This past weekend was Wags n Whiskers weekend, a big dog event that happens in Shirlington every year…I remember it well, because it was the last weekend I went to Lucky Dog adoption events before they got hard for me.
Wags ‘n Whiskers is also where I met my “forever” family. When I moved in with this family, they signed a form and got me a new collar and leash, and an ID tag with a new name. I figured this place would be special because it was so official looking with the paperwork, and I wanted to hold onto it for as long and hard as I could.

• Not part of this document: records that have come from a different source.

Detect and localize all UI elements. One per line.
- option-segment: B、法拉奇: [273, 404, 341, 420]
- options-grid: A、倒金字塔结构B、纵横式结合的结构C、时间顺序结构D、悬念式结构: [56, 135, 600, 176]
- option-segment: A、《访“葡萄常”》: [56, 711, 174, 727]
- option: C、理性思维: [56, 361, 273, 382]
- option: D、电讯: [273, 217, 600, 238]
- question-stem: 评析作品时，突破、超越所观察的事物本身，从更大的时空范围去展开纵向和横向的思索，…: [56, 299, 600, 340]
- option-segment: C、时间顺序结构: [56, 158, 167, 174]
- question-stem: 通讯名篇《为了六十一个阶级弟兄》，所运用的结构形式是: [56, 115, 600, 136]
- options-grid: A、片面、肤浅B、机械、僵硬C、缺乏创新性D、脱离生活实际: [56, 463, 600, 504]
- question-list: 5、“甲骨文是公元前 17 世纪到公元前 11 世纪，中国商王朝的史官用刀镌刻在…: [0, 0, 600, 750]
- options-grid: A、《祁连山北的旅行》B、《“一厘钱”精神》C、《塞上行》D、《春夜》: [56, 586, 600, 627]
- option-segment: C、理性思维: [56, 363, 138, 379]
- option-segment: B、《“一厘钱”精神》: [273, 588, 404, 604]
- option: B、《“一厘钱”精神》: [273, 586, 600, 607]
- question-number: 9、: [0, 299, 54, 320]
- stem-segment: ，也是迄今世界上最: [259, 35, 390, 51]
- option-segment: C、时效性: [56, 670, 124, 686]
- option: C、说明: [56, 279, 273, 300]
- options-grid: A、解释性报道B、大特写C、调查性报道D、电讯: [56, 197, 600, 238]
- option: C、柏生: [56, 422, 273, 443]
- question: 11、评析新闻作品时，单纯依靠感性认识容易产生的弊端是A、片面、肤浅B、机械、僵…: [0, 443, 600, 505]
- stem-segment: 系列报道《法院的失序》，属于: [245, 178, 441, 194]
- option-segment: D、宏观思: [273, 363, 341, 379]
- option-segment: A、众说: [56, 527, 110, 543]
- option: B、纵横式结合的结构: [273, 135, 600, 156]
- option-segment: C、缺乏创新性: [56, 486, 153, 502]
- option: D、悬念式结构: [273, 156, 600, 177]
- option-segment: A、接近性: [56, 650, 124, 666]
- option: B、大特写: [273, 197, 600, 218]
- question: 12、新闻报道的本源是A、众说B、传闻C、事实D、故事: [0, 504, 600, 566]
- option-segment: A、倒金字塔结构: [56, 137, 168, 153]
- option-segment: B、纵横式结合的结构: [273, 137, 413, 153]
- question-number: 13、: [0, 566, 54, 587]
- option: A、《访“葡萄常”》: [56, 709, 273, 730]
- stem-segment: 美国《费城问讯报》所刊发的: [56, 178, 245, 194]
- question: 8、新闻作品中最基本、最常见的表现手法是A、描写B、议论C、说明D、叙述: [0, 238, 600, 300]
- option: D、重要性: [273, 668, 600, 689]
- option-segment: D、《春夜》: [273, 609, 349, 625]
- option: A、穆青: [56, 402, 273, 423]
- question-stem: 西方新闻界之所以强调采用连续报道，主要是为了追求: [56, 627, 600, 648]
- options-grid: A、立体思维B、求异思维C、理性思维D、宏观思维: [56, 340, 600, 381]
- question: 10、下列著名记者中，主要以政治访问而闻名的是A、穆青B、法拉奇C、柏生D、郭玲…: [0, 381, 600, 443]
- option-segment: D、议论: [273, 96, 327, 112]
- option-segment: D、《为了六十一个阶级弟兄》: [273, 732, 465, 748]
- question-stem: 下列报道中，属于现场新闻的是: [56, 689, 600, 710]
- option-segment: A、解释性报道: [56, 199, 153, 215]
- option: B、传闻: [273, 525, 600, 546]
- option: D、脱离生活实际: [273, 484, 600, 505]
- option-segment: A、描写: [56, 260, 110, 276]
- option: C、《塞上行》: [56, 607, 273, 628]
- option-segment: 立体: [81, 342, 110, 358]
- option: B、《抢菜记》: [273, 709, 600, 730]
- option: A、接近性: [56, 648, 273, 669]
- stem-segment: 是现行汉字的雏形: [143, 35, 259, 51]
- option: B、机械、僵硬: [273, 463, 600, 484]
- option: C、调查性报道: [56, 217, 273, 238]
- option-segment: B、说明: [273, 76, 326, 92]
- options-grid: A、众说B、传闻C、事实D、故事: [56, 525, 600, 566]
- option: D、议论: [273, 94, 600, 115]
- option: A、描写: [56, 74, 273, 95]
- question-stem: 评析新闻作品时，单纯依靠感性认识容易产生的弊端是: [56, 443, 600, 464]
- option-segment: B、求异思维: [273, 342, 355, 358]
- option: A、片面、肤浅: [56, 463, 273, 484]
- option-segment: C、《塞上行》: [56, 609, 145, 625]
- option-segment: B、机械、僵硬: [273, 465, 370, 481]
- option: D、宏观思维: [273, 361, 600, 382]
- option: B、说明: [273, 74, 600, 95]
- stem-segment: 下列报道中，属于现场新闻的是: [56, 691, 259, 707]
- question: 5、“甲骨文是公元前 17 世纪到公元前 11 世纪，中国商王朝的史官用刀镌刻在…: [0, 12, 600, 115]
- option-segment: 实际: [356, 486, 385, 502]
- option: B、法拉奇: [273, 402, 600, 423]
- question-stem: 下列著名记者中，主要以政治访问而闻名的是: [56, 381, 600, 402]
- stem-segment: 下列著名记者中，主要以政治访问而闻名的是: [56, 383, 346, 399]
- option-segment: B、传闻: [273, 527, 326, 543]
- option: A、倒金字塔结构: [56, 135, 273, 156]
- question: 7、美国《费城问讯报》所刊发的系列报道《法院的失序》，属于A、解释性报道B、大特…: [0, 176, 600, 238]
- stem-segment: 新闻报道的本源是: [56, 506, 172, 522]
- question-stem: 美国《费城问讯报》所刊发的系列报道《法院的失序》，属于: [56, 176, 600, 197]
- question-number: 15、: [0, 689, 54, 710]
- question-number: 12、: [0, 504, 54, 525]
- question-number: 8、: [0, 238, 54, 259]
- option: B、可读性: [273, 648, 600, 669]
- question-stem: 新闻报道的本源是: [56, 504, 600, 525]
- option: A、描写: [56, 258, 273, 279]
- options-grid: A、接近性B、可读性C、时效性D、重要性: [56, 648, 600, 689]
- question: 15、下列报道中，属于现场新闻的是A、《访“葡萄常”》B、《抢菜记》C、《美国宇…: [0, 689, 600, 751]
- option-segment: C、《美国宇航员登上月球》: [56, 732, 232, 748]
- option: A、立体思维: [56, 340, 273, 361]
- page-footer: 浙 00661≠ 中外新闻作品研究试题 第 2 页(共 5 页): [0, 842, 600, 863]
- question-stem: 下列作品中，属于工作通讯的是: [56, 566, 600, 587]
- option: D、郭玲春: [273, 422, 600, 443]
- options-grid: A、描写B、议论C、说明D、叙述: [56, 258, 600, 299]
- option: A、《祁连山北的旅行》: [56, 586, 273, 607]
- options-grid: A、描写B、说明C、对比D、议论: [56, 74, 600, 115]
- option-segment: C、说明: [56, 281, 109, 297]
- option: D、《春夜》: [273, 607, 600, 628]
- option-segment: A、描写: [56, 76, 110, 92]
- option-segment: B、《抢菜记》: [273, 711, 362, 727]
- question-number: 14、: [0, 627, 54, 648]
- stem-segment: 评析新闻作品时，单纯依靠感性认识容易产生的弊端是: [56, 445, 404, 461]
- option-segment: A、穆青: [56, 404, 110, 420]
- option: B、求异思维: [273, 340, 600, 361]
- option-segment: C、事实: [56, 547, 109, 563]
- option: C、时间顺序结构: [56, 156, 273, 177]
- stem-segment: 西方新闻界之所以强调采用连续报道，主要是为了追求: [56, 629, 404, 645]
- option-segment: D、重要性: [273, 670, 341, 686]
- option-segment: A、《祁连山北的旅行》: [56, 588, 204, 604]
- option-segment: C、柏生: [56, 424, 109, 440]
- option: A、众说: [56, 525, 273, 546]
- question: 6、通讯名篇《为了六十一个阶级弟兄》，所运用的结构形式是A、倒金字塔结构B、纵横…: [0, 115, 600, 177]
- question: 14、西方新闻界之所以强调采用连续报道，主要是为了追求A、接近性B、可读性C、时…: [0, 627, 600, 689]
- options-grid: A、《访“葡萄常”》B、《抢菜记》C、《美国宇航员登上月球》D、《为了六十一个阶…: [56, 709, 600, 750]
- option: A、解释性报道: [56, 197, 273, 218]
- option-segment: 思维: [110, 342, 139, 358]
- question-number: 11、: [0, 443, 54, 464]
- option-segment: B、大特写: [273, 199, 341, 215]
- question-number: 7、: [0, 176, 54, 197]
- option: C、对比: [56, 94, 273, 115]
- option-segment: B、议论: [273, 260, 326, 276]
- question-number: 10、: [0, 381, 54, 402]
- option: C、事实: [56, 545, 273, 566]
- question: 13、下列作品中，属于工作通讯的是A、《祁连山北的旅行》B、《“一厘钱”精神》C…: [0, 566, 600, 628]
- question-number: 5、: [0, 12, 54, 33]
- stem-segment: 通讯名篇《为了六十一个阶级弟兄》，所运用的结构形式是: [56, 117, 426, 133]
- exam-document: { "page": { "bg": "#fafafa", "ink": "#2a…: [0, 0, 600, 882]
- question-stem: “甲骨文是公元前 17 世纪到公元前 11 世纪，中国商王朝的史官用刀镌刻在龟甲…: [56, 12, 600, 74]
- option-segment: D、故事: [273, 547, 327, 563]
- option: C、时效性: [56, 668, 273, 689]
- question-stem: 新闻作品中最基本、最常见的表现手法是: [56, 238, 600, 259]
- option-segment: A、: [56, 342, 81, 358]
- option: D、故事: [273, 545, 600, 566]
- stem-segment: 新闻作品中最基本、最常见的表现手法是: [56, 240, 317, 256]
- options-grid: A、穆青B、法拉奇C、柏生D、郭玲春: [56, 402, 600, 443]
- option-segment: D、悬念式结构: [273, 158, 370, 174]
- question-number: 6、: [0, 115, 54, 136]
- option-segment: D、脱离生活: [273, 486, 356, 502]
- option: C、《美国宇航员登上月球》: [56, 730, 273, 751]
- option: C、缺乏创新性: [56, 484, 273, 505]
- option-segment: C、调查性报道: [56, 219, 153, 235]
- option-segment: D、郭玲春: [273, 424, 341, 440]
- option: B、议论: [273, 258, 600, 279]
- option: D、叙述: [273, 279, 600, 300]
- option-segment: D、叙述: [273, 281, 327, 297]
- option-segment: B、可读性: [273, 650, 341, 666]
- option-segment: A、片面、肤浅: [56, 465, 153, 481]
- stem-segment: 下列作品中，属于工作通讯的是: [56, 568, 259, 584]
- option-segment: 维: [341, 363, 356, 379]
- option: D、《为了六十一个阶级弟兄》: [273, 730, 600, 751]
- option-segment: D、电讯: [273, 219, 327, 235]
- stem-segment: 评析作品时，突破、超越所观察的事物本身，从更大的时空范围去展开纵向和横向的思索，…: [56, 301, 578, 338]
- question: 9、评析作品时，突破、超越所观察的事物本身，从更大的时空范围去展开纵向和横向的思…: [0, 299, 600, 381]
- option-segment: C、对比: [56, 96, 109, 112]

I think maybe I tried to hold on too hard, and I got to be really scared of the things outside my “forever” home. I got scared the scary things would hurt them, or that they would hurt me. The “forever” family took me to a vet who kept touching me in ways I didn’t like, and strange people kept coming up to so fast that I didn’t know what to do but bark and lunge and tell them to please give me space. The vet called me some choice words, among them that I was “aggressive toward everything” and “aggressive without warning”. He said that I was “dangerous to my family and to the public.” He said things like that I shouldn’t be allowed to go to the dog park (one of my favorite places on Earth) and that I should not be approached when eating.
That A word was used a lot, and if I’m being honest, it still hurts my feelings when I think about it.
My “forever” family kept trying to force me to meet new people after a few days. I kept getting scared and asking the new scary people to go away as loudly as I could. I thought maybe the “forever” family couldn’t hear me or didn’t understand me, so I yelled louder. My “forever” family said they were afraid of me, and the scary vet called them to say they should return me. He said that I would turn on them without warning. I didn’t know how to show them that I was really the most afraid of all, and just wanted for them to help me feel safe. They started calling me the A word that the scary vet did, and they said they couldn’t keep me anymore.
I started to think forever wasn’t really anything special. Or maybe I just didn’t understand forever after all.
I got bounced back to the foster care system, and after a few days in doggy daycare, I got picked up to go to another house by a lady, a man, and a little dog.
I worried that like the homes that came before it, I wouldn’t stay very long.
But I stayed. I stayed longer than I ever had stayed in a home before. It was a foster home, but it felt the most real out of the other homes I went to before. When I barked and pulled to get at the scary things so they would leave us alone, they didn’t act afraid of me. Instead, they tried to help me learn that the things weren’t scary, but until I could really learn that, they would work to protect me from them. When they brought me to daycare to play with friends, they came back for me.
Sometimes they made mistakes, but I forgave them. Sometimes, I made mistakes, but they forgave me.
I started remembering that smiling is my favorite.
It’s been a year since I went to my “forever” home, and for awhile after that, I didn’t believe much in forever, but the foster lady kept saying she was going to help me find it. Then one day, the foster lady came home and gave me a new collar. She said that I deserved forever, and said that she would teach me forever. For real forever. And she said I could call her Mama from now on.
Trainer people say that dogs learn best when you show them what you mean, and then pair it with a word after they learn the action. I didn’t understand forever at first, but I sure do understand it now.
I think maybe that’s because my family showed me what it meant before they gave it a name.